There are also suggestions that other membranous organelles are affected by α-synuclein, including mitochondria [
87,
88,
153]. Recent data suggests that a portion of α-synuclein can localize to mitochondria, at least under some conditions [
154‐
157]. Supporting this are observations that α-synuclein expression increases cellular organismal sensitivity to rotenone, a mitochondrial complex I inhibitor [
78,
158]. Furthermore, intact mitochondrial function is required for a-synuclein toxicity in a yeast model, although it should also be noted that removal of mitochondria is also quite damaging in the same context [
57]. The mechanism by which α-synuclein interacts with and causes damage to mitochondria is not fully resolved and, given the central role of mitochondria in apoptotic pathways, perhaps such effects are secondary to the induction of apoptosis. Increased levels of α-synuclein are reported to trigger apoptosis in various cell types [
159‐
161]. Several apoptotic markers are also seen in yeast models of synuclein toxicity [
59]. α-Synuclein toxicity can be rescued by caspase inhibitors or knock down of caspase-12 [
87]. Activation of caspase-3 has been reported in transgenic mice [
162] caspase-9 has been reported in viral models in mice [
102] and rats [
106]. However, these studies show only a few caspase positive cells, and so whether apoptosis is the only way in which cells expressing α-synuclein die remains unclear.

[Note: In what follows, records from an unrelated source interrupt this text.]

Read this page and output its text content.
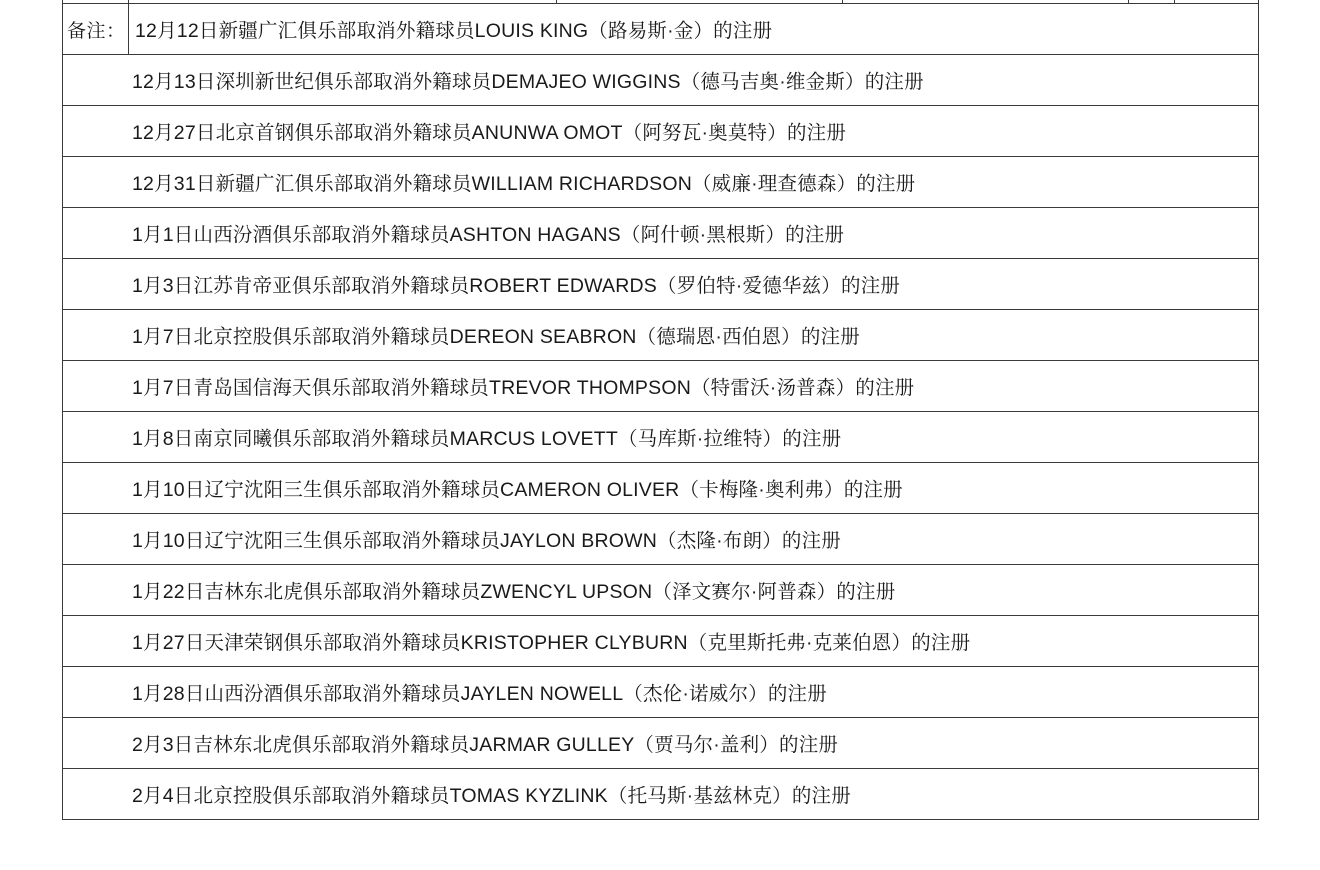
备注：	12月12日新疆广汇俱乐部取消外籍球员LOUIS KING（路易斯·金）的注册				
12月13日深圳新世纪俱乐部取消外籍球员DEMAJEO WIGGINS（德马吉奥·维金斯）的注册					
12月27日北京首钢俱乐部取消外籍球员ANUNWA OMOT（阿努瓦·奥莫特）的注册					
12月31日新疆广汇俱乐部取消外籍球员WILLIAM RICHARDSON（威廉·理查德森）的注册					
1月1日山西汾酒俱乐部取消外籍球员ASHTON HAGANS（阿什顿·黑根斯）的注册					
1月3日江苏肯帝亚俱乐部取消外籍球员ROBERT EDWARDS（罗伯特·爱德华兹）的注册					
1月7日北京控股俱乐部取消外籍球员DEREON SEABRON（德瑞恩·西伯恩）的注册					
1月7日青岛国信海天俱乐部取消外籍球员TREVOR THOMPSON（特雷沃·汤普森）的注册					
1月8日南京同曦俱乐部取消外籍球员MARCUS LOVETT（马库斯·拉维特）的注册					
1月10日辽宁沈阳三生俱乐部取消外籍球员CAMERON OLIVER（卡梅隆·奥利弗）的注册					
1月10日辽宁沈阳三生俱乐部取消外籍球员JAYLON BROWN（杰隆·布朗）的注册					
1月22日吉林东北虎俱乐部取消外籍球员ZWENCYL UPSON（泽文赛尔·阿普森）的注册					
1月27日天津荣钢俱乐部取消外籍球员KRISTOPHER CLYBURN（克里斯托弗·克莱伯恩）的注册					
1月28日山西汾酒俱乐部取消外籍球员JAYLEN NOWELL（杰伦·诺威尔）的注册					
2月3日吉林东北虎俱乐部取消外籍球员JARMAR GULLEY（贾马尔·盖利）的注册					
2月4日北京控股俱乐部取消外籍球员TOMAS KYZLINK（托马斯·基兹林克）的注册					
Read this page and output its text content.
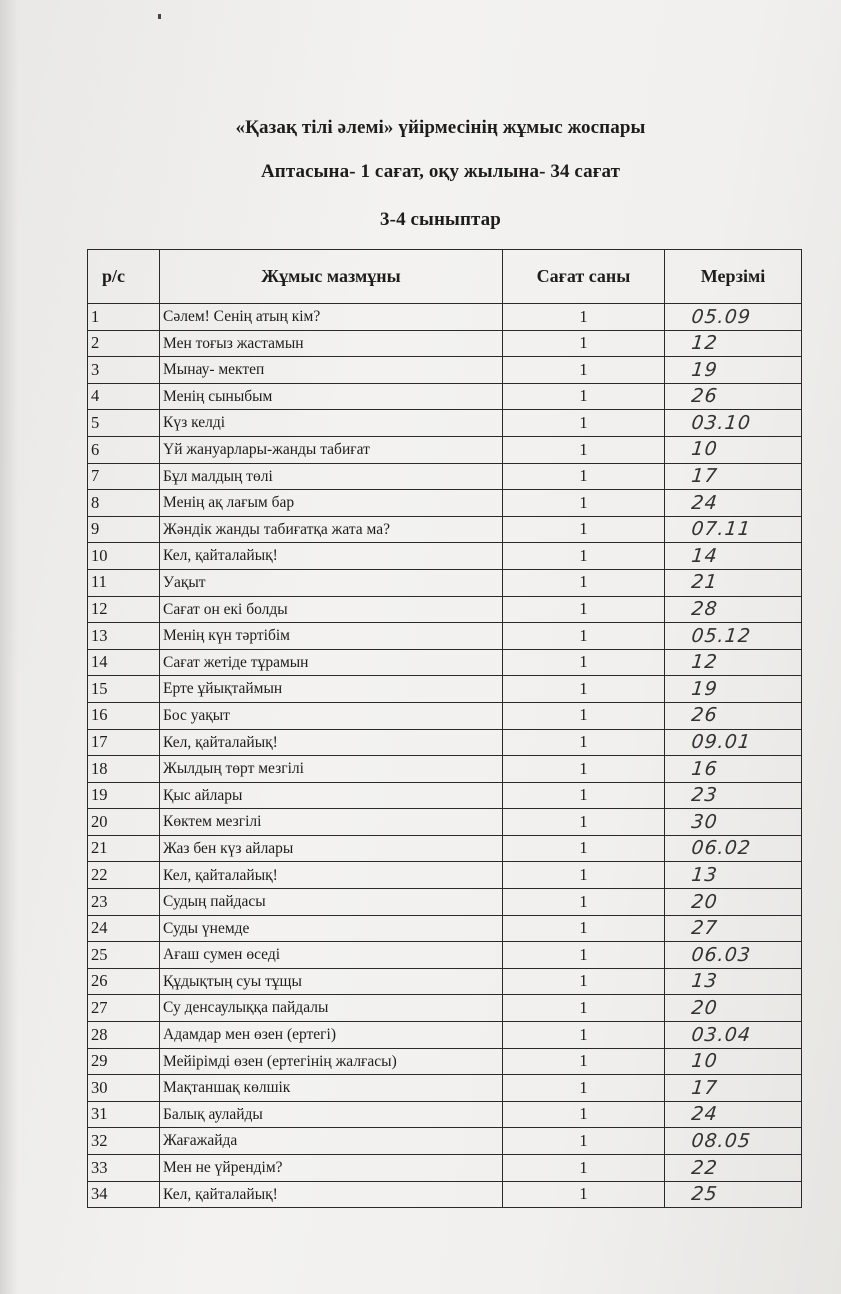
«Қазақ тілі әлемі» үйірмесінің жұмыс жоспары
Аптасына- 1 сағат, оқу жылына- 34 сағат
3-4 сыныптар
р/с	Жұмыс мазмұны	Сағат саны	Мерзімі
1	Сәлем! Сенің атың кім?	1	05.09
2	Мен тоғыз жастамын	1	12
3	Мынау- мектеп	1	19
4	Менің сыныбым	1	26
5	Күз келді	1	03.10
6	Үй жануарлары-жанды табиғат	1	10
7	Бұл малдың төлі	1	17
8	Менің ақ лағым бар	1	24
9	Жәндік жанды табиғатқа жата ма?	1	07.11
10	Кел, қайталайық!	1	14
11	Уақыт	1	21
12	Сағат он екі болды	1	28
13	Менің күн тәртібім	1	05.12
14	Сағат жетіде тұрамын	1	12
15	Ерте ұйықтаймын	1	19
16	Бос уақыт	1	26
17	Кел, қайталайық!	1	09.01
18	Жылдың төрт мезгілі	1	16
19	Қыс айлары	1	23
20	Көктем мезгілі	1	30
21	Жаз бен күз айлары	1	06.02
22	Кел, қайталайық!	1	13
23	Судың пайдасы	1	20
24	Суды үнемде	1	27
25	Ағаш сумен өседі	1	06.03
26	Құдықтың суы тұщы	1	13
27	Су денсаулыққа пайдалы	1	20
28	Адамдар мен өзен (ертегі)	1	03.04
29	Мейірімді өзен (ертегінің жалғасы)	1	10
30	Мақтаншақ көлшік	1	17
31	Балық аулайды	1	24
32	Жағажайда	1	08.05
33	Мен не үйрендім?	1	22
34	Кел, қайталайық!	1	25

α-Synuclein can bind to the membranes of lysosomes [
135] and inhibit lysosomal function [
163] and chaperone-mediated autophagy [
135]. Recent results suggest that CMA is implicated in the regulation of the transcription factor MEF2D and that this can be disrupted by expression of α-synuclein, leading to neuronal death [
164]. As another example of misregulated protein turnover, α-synuclein (and specifically α-synuclein oligomers) can also inhibit the proteasome [
81,
88,
163,
165‐
167], although it is not clear if the predicted altered turnover of proteasome substrates occurs
in vivo [
168].
The general principle is that multiple systems can be affected by α-synuclein expression and that if there is a common theme between them, it is likely to be that α-synuclein can binds lipids. Several lines of evidence suggest that lipid binding can promote the formation of oligomers [
115,
145,
169]. Therefore, this interpretation links a primary protein abnormality to cellular targets of the protein. As discussed elsewhere [
144], determining which events are truly primary and which are secondary remains a challenge. Although this distinction is an intellectual problem, it may also be relevant for deciding which aspects of cell death to target if we want to limit the disease process in PD.